We wandered around and in the cathedrals and buildings contained with the Kremlin for sometime. The cathedral’s in the Kremlin have been kept/restored immaculately, the drawings/paintings on the walls and ceilings are quite amazing. The cathedrals also hold quite a large collection of religious iconstasis, paintings and other religious items.

Having exhausted ourselves on churches, bells and cannons we headed for the pancake place again, and I am sure a few of the girls recognised us all – they had ‘oh no not them again look’. All things considered we ordered reasonably easily and then headed back to the Kremlin ticket office to get tickets for the Armoury. Entry into places like the Kremlin or museums is a little different, as foreigners we pay doubtful sometimes triple the local price, and its not cause we got scammed, its the normal advertised thing, and then in most places if you want to take photo’s you must purchase a separate permit to do so … Our tour guide refers to these practices as the ‘price for not living a Russian lifestyle’.

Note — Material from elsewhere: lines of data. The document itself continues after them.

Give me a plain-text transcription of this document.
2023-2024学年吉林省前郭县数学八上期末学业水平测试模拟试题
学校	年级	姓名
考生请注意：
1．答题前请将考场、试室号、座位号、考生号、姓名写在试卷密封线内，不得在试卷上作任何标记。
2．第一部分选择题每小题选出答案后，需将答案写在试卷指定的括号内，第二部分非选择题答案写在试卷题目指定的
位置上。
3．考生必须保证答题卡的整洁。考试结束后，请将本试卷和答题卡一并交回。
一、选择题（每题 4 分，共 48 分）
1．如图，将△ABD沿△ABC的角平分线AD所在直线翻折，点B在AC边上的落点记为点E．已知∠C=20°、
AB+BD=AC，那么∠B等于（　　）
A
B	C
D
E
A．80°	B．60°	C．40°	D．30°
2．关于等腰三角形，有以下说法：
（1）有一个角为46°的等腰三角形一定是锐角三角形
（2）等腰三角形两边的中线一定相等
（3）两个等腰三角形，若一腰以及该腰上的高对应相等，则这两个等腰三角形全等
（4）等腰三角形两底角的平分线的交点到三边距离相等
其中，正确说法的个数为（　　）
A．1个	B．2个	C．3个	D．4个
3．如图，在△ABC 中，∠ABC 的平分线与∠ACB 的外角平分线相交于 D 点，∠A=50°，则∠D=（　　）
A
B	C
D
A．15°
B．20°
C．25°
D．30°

We managed to get Armoury tickets and spent another few hours there looking at Royal carriage, dresses, silverware, jewels, swords, suits of armour – human and horse – and all things royal which was pretty neat. After the six of us had finished in the Armoury we headed for the Cathedral of Christ the Savior which was another immaculate church. These churches are pretty impression so Michelangelo’s must be out of this world!

From the cathedral we headed for dinner, tonight at Yalki-Polki, a chain of rural-style Russian eateries. It has an all you can eat salad bar which is very tasty and does some pretty good kebab sticks. We were a little more successful in the beer and vodka stakes tonight and Lisa and Kath now have us all hooked on raspberry vodka (lolly water or a slapper drink really just without the soda) – very nice indeed.